INTENSITY

“Chyna Shepherd, untouched and alive.”

This time, from the motor-home bedroom, it was simultaneously a report on her survival and a fervent prayer to be spared from whatever brutality might be coming next.

“Chyna Shepherd, untouched and alive.”

As a little girl, she had loathed her name—except when she had been praying to survive. It was frivolous, a stupid misspelling of a real word, and when other kids teased her about it, she wasn’t able to mount a defense. Considering that her mother was called Anne, such a simple name, the choice of Chyna seemed not merely frivolous but thoughtless and even mean. During most of the time that Anne was pregnant, she had lived in a commune of radical environmentalists—a cell of the infamous Earth Army—who believed that any degree of violence was justifiable in defense of nature. They had spiked trees with the hope that loggers would lose hands in accidents with power saws. They had burned down two meat-packing plants and the hapless night watchmen in them, sabotaged the construction equipment at new housing tracts that encroached upon the wilds, and killed a scientist at Stanford because they disapproved of his use of animals in his laboratory experiments. Influenced by these friends, Anne Shepherd had considered many names for her daughter: Hyacinth, Meadow, Ocean, Sky, Snow, Rain, Leaf, Butterfly… By the time she had given birth, however, she had moved on from the Earth Army, and she had named Chyna after China because, as she had once explained, “Honey, I just suddenly realized one day that China is the only just society on earth, and it seemed like a beautiful name.” She had never been able to recall why she had changed the i to y, though by then she had been a working partner in a methamphetamine lab, packaging speed in affordable five-dollar hits and sampling the merchandise often enough to have been left with a few blank days in her memory. Only when praying for deliverance had young Chyna liked her name, because she had figured that God would remember her more easily for it, would not get her confused with the millions of Marys and Carolines and Lindas and Heathers and Tracys and Janes.
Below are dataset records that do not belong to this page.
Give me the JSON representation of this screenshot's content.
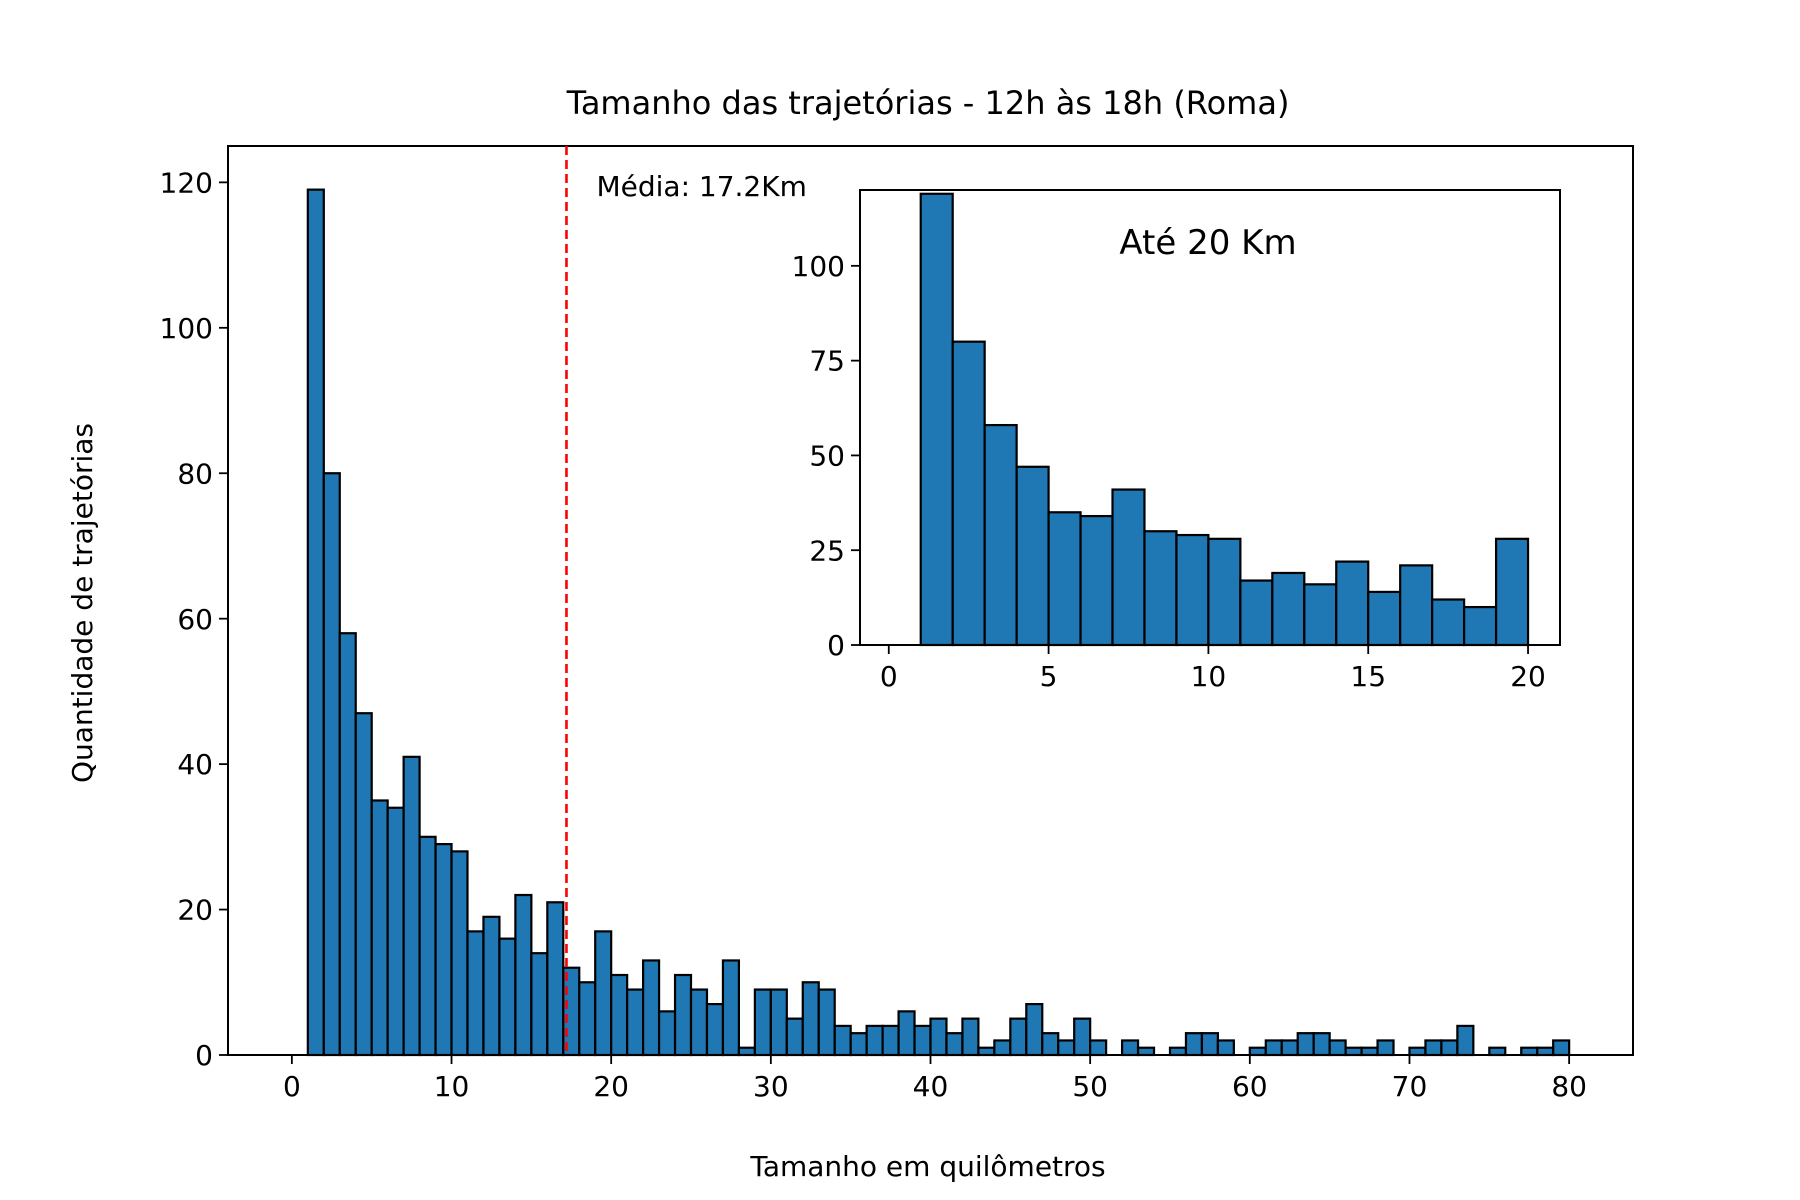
{
  "chart_data": [
    {
      "type": "bar",
      "title": "Tamanho das trajetórias - 12h às 18h (Roma)",
      "xlabel": "Tamanho em quilômetros",
      "ylabel": "Quantidade de trajetórias",
      "xlim": [
        -4,
        84
      ],
      "ylim": [
        0,
        125
      ],
      "xticks": [
        0,
        10,
        20,
        30,
        40,
        50,
        60,
        70,
        80
      ],
      "yticks": [
        0,
        20,
        40,
        60,
        80,
        100,
        120
      ],
      "bin_start": 1,
      "bin_width": 1,
      "values": [
        119,
        80,
        58,
        47,
        35,
        34,
        41,
        30,
        29,
        28,
        17,
        19,
        16,
        22,
        14,
        21,
        12,
        10,
        17,
        11,
        9,
        13,
        6,
        11,
        9,
        7,
        13,
        1,
        9,
        9,
        5,
        10,
        9,
        4,
        3,
        4,
        4,
        6,
        4,
        5,
        3,
        5,
        1,
        2,
        5,
        7,
        3,
        2,
        5,
        2,
        0,
        2,
        1,
        0,
        1,
        3,
        3,
        2,
        0,
        1,
        2,
        2,
        3,
        3,
        2,
        1,
        1,
        2,
        0,
        1,
        2,
        2,
        4,
        0,
        1,
        0,
        1,
        1,
        2
      ],
      "bar_color": "#1f77b4",
      "edge_color": "#000000",
      "mean_line": {
        "x": 17.2,
        "label": "Média: 17.2Km",
        "color": "#ff0000",
        "style": "dashed"
      }
    },
    {
      "type": "bar",
      "title": "Até 20 Km",
      "xlim": [
        -0.9,
        21
      ],
      "ylim": [
        0,
        120
      ],
      "xticks": [
        0,
        5,
        10,
        15,
        20
      ],
      "yticks": [
        0,
        25,
        50,
        75,
        100
      ],
      "bin_start": 0,
      "bin_width": 1,
      "values": [
        0,
        119,
        80,
        58,
        47,
        35,
        34,
        41,
        30,
        29,
        28,
        17,
        19,
        16,
        22,
        14,
        21,
        12,
        10,
        28
      ],
      "bar_color": "#1f77b4",
      "edge_color": "#000000"
    }
  ]
}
Now her name no longer dismayed or pleased her. It was just a name like any other.

She had learned that who she was—the true person she was—had nothing whatsoever to do with her name, and little to do with the life that she’d led with her mother for sixteen years. She couldn’t be blamed for the dreadful hates and lusts she had seen, for the obscenities heard, for the crimes witnessed, or for the things that some of her mother’s male friends had wanted from her. She was not defined either by a name or by shameful experience; instead, she was formed by dreams and hopes, by aspirations, by self-respect and perseverance. She wasn’t clay in the hands of others; she was rock, and with her own determined hands, she could sculpt the person that she wanted to be.

She hadn’t reached this realization until a year ago, when she was twenty-five. The wisdom had come to her not in a dazzling flash but slowly, in the way that a plot of bare earth is covered gradually by creeping ajuga until one day, as if miraculously, the brown dirt is gone and everywhere are emerald-green leaves and tiny blue flowers. Worthwhile knowledge always seemed hard-won while the winning was in progress—but seemed easily acquired in retrospect.

The old motor home lumbered through the night, creaking like a long-sealed door, ticking like a rusted clock too corroded to register every second faithfully, toward dawn.

Crazy. Crazy to be taking this trip.

But nowhere else to go.

This was where her entire life had been leading. Reckless courage wasn’t restricted to the battlefield—or to men.

She was wet and cold and frightened—and strangely, for the first time in her entire life, she was at peace with herself.

“Ariel,” Chyna said softly, one girl in the darkness speaking reassuringly to another.

6

Mr. Vess drives out of the redwoods into a drizzling dawn, first iron gray and then somewhat paler, through coastal meadows the same drear shades of metal as the sky, back onto Highway 101, into forests again, but of pine and spruce this time, out of Humboldt County into Del Norte County, ever more isolated terrain, eventually leaving 101 for a route that leads north-northeast.